Despite indications she would be transferred to house arrest in the capital Naypyidaw last month when six years were shaved off her 33-year jail term, she has remained in solitary confinement in prison.

Suu Kyi’s former economics adviser Sean Turnell, who was imprisoned for 21 months following the military takeover, also expressed concern for her wellbeing.

“I think I was probably the last person who now is outside to have seen her a little bit less than year ago,” the Australian academic said on Thursday. “At that point, she was in extraordinarily good spirits, very strong and all that. But, of course physically, she was painfully thin.

“Obviously, I’d worked with her over the last few years. Before [being jailed] she was just elegantly slim, now she’s painfully thin. I can only imagine in the year since I saw her, it’s only more so. The food in the prison is diabolical and unless you get some support from outside you’re going to lose weight.”

Turnell said the conditions in which Suu Kyi was being held were “really pretty awful”.

“The last time I saw her she was in what could be described as a small cabin in the middle of the prison which was about 100 metres away from me. It was incredibly basic … [it] certainly had no comforts in it at all,” he said.

“It was fully under guard, walled off from the rest of us.

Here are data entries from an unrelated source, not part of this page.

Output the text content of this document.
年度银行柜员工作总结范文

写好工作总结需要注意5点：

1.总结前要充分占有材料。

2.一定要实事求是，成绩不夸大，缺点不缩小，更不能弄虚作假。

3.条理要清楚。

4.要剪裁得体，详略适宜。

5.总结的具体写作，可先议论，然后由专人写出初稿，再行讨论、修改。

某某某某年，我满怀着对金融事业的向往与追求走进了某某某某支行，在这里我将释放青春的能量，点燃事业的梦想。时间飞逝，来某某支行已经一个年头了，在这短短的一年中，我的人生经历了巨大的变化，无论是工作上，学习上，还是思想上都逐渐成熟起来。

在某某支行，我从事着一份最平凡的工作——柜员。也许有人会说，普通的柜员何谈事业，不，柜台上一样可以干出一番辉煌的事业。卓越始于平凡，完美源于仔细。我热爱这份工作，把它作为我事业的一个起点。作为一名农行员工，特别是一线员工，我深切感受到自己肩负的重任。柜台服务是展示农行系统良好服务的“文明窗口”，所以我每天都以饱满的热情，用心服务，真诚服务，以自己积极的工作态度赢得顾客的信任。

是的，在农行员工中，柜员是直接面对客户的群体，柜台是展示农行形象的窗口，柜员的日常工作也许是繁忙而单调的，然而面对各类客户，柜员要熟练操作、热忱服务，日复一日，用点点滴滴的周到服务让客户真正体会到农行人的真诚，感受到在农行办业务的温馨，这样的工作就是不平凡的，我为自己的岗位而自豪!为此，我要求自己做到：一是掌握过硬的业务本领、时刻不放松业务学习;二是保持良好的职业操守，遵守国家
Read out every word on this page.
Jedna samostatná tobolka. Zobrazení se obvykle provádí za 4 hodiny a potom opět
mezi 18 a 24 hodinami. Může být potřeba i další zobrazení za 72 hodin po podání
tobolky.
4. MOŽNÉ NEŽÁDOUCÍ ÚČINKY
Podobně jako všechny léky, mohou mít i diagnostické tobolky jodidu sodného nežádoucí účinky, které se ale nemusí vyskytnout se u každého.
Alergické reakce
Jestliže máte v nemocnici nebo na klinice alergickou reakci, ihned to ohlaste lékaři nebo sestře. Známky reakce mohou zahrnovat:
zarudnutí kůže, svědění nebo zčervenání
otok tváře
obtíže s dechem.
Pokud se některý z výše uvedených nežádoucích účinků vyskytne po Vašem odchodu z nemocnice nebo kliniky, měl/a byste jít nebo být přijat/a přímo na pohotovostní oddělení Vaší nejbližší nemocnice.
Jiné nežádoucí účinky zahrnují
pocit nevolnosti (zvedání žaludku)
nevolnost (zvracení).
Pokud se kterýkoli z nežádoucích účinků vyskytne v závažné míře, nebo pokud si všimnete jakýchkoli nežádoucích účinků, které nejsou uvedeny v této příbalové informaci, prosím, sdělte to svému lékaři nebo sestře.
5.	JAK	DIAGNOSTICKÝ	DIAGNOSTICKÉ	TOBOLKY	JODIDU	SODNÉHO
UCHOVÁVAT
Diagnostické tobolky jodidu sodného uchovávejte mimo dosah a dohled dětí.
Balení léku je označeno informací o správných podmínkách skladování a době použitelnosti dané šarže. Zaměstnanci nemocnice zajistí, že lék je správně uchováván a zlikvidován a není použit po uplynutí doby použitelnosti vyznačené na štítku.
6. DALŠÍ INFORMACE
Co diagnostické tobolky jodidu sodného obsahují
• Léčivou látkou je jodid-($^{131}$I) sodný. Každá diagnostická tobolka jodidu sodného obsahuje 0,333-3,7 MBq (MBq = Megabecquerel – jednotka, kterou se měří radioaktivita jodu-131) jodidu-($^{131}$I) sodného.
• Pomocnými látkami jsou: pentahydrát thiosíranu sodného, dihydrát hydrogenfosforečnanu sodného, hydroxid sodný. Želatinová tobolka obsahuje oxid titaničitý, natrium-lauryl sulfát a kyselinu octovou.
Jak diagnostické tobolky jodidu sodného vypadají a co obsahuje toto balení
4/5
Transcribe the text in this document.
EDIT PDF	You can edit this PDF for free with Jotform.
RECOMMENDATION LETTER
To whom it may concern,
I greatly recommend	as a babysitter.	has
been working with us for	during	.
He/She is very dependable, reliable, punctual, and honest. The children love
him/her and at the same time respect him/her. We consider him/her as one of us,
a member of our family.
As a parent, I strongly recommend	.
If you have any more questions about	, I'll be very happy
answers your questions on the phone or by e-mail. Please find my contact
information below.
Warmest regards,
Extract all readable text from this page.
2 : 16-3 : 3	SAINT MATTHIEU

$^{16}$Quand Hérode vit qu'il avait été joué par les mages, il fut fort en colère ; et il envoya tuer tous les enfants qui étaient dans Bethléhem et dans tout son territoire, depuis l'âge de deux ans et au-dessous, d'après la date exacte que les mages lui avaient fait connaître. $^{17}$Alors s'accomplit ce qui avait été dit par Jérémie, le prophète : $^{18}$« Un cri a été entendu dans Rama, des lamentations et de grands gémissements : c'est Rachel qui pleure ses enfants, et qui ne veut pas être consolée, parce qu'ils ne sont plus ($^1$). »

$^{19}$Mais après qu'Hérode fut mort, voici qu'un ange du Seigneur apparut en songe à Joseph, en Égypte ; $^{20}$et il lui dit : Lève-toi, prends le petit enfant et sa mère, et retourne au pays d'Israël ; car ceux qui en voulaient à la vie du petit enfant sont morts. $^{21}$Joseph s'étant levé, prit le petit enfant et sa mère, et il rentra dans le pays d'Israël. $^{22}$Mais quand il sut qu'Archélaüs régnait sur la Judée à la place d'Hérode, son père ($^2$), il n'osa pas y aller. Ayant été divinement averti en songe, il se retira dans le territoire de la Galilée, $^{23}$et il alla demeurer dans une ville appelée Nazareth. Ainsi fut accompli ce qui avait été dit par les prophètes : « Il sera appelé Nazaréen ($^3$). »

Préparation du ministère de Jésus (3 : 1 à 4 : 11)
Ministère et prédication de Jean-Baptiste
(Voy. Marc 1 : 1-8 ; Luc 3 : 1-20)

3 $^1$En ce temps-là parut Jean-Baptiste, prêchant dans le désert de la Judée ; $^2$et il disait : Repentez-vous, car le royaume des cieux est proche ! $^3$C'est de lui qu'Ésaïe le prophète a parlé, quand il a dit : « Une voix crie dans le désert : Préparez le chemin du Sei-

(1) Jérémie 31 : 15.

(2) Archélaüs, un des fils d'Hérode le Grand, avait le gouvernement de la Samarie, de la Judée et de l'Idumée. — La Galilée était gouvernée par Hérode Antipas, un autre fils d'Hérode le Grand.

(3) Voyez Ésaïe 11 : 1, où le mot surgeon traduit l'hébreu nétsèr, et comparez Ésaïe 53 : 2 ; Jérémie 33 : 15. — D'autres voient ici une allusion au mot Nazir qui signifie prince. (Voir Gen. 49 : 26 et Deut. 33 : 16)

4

I saw it being built.”

Turnell, who was eventually released last November, was afforded medical care from beyond the prison at the insistence of the Australian embassy in Myanmar but Burmese political prisoners are not in the same position.

“The whole time I was there, medical care was routinely denied to prisoners,” he said. One of my colleagues broke his leg and the [prison] doctor wouldn’t come because he’d run out of forms to report the incident on,” he said.

“The guy only got medical attention because one of my fellow prisoners was a real doctor who basically shamed this prison doctor into actually helping the guy. He’d broken the leg so badly falling down a drainage ditch that his leg was at right angles below the knee.”

Suu Kyi’s legal team has been unable to see her regularly. She denies the charges, including sedition, election fraud, violation of coronavirus rules and illegal importation of walkie-talkies, which are widely viewed as trumped-up for the purposes of sidelining her from politics. She was convicted of 19 offences and is appealing the 14 that remain in place after five were removed via a pardon in August.

Dr Tun-Aung Shwe, the Australian representative for Myanmar’s shadow National Unity Government, which includes officials from Suu Kyi’s toppled administration that are now in hiding or in exile, said the alleged blocking of medical care for her was straight out of the junta’s playbook.


He believes the senior generals running the country want Suu Kyi’s National League for Democracy party to participate in an election they have designs on holding in a bid to give legitimacy to a poll tipped by resistance and rights groups, as well as analysts, to be a sham. The NLD, which enjoyed landslide victories in Myanmar’s 2015 and 2020 elections, was dissolved along with 39 other parties in March after they refused to register under a new military-imposed electoral law.

“This is a tool they use to repress people in Myanmar,” Shwe said. “I had a similar experience in my family. My father [Tin Shwe] was one of the founding members of the National League for Democracy. He was arrested in 1990 like other opposition leaders. He passed away in 1997, seven years after he was sentenced.

“In the last days of my late father, he had a heart attack and our family requested the prison authorities to allow him to get the proper medical treatment at the hospital. We tried our best for six months but the military, they never allowed him to get the treatment in the proper way. Finally, he passed away in solitary confinement when he had a second heart attack.”